The Irish Honeynet, which was established in Ireland by Data Electronics (then Inflow), Deloitte & Touche and Espion in mid-March, recorded 364 attacks on its server during June. According to those behind the initiative, the period also saw a "massive" increase in the attempted use of Trojan Horse programs, particularly the SubSeven Trojan Horse program.
Trojan Horse programs allow their users to illicitly control a computer remotely and the SubSeven Trojan Horse gives them the ability to see the screen as the computer's user sees it, log all keystrokes (including passwords), and it can be configured to inform an attacker when the infected computer has connected to the Internet. The attacker can then use the infected system to attack other systems.

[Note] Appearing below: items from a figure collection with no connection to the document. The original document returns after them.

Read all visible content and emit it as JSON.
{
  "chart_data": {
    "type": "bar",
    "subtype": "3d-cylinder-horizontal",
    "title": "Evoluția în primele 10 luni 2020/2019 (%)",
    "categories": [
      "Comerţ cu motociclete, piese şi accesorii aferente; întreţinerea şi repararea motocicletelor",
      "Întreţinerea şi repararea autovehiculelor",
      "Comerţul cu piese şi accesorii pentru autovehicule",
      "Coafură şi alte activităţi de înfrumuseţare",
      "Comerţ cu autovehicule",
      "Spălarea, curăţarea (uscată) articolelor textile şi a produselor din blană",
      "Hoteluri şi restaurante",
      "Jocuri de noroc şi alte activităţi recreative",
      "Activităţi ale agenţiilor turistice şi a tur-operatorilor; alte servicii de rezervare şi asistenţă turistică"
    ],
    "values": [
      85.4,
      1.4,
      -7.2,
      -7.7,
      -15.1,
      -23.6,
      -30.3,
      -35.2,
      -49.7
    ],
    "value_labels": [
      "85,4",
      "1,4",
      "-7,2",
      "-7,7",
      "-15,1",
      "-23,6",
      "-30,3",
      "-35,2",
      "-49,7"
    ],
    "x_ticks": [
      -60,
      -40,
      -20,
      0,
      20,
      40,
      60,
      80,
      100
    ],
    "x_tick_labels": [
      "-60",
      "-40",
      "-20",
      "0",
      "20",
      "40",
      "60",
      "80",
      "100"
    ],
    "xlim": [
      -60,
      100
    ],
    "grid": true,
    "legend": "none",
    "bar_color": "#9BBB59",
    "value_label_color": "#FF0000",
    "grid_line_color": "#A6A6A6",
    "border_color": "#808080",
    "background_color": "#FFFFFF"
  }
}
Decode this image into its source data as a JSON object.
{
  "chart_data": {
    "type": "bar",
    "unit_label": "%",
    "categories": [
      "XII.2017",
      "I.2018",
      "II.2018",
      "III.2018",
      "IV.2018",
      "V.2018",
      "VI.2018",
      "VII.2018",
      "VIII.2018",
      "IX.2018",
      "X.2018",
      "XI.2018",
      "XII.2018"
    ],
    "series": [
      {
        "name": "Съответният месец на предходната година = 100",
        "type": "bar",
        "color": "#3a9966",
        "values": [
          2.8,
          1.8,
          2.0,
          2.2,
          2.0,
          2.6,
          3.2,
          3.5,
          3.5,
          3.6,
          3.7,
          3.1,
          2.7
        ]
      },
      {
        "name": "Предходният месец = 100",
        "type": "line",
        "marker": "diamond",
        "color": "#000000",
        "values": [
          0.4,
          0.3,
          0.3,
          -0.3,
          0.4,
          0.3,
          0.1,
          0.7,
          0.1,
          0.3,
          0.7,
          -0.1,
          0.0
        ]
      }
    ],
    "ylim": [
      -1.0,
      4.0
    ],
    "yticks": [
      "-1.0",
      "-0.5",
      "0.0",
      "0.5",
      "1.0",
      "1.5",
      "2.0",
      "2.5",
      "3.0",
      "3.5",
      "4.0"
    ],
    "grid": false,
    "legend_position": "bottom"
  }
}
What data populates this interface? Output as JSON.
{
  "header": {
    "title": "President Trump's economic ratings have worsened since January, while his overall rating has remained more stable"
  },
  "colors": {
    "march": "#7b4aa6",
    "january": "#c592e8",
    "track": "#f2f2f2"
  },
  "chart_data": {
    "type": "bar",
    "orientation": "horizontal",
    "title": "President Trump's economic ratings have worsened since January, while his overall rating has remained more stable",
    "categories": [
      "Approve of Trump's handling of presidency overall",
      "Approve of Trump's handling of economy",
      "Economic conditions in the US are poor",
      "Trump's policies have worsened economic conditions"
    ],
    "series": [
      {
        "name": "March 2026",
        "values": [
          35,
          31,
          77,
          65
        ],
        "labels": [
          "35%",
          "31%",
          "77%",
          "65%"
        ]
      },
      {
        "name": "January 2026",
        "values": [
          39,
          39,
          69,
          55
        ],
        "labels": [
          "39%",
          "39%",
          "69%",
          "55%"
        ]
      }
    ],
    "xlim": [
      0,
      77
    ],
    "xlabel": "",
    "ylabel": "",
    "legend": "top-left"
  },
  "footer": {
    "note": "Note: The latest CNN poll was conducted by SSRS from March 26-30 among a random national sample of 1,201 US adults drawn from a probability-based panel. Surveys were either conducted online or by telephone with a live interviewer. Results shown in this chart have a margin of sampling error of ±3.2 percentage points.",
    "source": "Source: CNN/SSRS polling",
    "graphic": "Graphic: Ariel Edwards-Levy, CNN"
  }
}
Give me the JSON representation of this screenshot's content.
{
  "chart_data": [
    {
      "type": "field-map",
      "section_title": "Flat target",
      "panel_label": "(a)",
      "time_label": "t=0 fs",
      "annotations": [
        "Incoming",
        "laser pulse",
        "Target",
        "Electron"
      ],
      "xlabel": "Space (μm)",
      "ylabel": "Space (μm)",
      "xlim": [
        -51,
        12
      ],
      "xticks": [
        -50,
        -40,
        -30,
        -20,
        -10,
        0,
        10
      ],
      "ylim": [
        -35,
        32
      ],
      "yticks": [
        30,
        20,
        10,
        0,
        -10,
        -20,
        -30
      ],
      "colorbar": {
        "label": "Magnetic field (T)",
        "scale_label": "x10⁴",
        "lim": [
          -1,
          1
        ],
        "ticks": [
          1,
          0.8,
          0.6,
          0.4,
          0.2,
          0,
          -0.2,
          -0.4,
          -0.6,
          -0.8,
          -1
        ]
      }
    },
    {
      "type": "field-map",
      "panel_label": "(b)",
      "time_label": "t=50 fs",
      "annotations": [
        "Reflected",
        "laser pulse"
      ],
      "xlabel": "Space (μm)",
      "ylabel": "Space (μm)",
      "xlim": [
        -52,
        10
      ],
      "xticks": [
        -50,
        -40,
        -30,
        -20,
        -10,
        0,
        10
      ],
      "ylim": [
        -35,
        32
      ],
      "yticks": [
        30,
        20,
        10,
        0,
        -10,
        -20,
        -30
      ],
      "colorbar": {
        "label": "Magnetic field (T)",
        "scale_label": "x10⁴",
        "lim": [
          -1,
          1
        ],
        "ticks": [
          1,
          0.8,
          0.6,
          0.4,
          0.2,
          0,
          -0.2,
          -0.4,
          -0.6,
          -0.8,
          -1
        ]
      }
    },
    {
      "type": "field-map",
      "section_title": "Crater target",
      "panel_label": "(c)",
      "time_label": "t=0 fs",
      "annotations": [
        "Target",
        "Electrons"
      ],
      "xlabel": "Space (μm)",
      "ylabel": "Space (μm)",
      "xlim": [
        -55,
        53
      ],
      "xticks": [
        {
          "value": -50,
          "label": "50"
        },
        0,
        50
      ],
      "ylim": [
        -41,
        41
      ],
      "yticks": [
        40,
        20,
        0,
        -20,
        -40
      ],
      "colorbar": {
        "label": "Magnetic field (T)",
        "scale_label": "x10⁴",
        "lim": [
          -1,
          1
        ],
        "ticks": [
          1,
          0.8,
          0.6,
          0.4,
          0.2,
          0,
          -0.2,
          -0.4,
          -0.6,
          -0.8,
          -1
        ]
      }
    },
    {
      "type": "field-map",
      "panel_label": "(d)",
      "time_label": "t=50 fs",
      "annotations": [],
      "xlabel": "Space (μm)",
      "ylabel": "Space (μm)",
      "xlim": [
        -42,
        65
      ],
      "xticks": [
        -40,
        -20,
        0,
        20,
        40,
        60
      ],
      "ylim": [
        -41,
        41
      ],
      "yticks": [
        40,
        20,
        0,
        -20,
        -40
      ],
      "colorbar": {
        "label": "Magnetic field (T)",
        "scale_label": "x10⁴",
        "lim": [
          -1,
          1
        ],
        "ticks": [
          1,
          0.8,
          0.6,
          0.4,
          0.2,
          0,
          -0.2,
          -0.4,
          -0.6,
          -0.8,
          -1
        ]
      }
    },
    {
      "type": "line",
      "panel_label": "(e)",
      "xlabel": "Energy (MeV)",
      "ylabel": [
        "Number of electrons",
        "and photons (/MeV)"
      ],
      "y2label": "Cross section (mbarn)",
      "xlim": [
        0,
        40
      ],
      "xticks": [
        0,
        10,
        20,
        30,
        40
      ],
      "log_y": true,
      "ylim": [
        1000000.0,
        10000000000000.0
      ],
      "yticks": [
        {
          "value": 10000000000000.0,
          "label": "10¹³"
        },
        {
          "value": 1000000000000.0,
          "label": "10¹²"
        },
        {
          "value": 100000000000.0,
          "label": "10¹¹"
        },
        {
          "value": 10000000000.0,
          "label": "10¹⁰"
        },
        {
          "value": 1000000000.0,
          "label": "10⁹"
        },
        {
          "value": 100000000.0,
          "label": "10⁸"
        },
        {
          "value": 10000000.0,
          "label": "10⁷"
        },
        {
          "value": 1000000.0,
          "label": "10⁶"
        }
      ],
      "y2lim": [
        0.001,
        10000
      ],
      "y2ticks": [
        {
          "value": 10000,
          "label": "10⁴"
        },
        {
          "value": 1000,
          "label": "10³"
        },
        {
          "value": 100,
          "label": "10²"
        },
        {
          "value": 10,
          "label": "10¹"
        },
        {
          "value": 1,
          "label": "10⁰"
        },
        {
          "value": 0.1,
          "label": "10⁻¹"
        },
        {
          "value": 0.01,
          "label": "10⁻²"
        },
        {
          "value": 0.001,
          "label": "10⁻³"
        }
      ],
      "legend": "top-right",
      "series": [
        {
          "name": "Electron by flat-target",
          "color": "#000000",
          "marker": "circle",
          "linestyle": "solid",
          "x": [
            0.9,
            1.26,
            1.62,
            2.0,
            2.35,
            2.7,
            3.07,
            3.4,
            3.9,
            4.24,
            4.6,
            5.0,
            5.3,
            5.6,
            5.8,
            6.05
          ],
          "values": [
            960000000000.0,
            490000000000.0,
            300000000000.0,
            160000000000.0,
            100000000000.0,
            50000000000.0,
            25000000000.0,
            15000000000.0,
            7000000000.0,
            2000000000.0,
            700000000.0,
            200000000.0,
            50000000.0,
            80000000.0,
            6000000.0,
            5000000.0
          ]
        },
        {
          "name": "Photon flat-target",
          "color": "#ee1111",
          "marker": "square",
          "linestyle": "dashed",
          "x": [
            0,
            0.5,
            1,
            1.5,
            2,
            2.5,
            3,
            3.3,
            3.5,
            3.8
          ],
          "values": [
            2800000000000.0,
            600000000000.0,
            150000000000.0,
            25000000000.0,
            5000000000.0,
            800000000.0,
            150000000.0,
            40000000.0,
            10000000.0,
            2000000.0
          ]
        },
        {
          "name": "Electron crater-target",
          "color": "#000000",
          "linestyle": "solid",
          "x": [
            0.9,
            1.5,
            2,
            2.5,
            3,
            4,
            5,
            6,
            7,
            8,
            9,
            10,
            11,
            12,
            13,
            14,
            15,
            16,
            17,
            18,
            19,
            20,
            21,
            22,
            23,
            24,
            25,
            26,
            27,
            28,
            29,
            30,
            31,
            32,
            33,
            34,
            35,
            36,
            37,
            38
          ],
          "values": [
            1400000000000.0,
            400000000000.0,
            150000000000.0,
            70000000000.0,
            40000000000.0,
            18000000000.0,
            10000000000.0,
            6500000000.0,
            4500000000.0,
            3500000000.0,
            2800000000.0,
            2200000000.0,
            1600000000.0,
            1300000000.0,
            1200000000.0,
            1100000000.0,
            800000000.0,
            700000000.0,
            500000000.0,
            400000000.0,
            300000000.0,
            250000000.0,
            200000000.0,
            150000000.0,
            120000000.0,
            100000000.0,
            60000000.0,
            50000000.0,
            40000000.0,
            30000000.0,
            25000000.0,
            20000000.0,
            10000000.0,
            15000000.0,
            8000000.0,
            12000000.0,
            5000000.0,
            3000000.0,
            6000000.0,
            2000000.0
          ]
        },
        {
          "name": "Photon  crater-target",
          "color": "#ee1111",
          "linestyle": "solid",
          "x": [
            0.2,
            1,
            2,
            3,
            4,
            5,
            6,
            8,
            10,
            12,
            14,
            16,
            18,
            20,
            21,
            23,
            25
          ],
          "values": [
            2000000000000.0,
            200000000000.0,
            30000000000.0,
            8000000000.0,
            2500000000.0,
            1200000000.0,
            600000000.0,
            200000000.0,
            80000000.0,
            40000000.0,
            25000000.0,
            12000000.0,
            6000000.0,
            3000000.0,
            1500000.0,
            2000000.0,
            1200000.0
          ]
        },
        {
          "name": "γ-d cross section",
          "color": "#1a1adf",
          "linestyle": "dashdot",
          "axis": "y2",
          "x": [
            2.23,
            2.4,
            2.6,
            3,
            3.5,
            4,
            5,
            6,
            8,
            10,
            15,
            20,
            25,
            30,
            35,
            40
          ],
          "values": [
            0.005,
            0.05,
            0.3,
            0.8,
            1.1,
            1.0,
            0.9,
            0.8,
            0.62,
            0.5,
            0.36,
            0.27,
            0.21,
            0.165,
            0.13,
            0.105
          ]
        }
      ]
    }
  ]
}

According to Colm Murphy, technical director of Espion, it is not clear why there has been such an upturn in the use of Trojan Horse programmes. "They are scanning for infected servers, which are easy targets because once infected they are easy to control," he said.
The Irish Honeynet also detected during June the use of a number of highly sophisticated methods of attack such as IP spoofing, which involves an attacker pretending to have an IP address on a victim's LAN. They may pretend to be a crucial machine on the network, such as an e-mail or file server, which will receive useful and often confidential material.
Since its establishment, the Irish Honeynet has been attacked a total of 922 times up until the end of June, with the majority of the attacks coming from Asia (33 percent), as well as the US and Canada (30 percent), and Europe (32 percent). Only between 5 percent and 10 percent of the attacks actually compromised the system.
The purpose of the Honeynet is to collect data and information about the methods used by malicious cyber attackers (Blackhats) to break into the computer systems of organisations. It consists of a server connected to the Internet on a random and constantly changing IP address. Although the server itself contains very little information, it is designed to mimic the Internet infrastructures commonly used by organisations and is embedded with tracking and monitoring tools.
"Up until now, most Irish security statistics have been based on studies from the US and to a lesser extent from the UK," explained Murphy. "The Irish Honeynet was set-up to measure just how vulnerable Irish organisations actually are to attack and results to date have shown that it does not matter where a company is based, if it is vulnerable then this will be exploited by blackhats."
There are several Honeynets around the world and most of them, including the Irish one, are associated with the non-profit US-based Honeynet Research Alliance.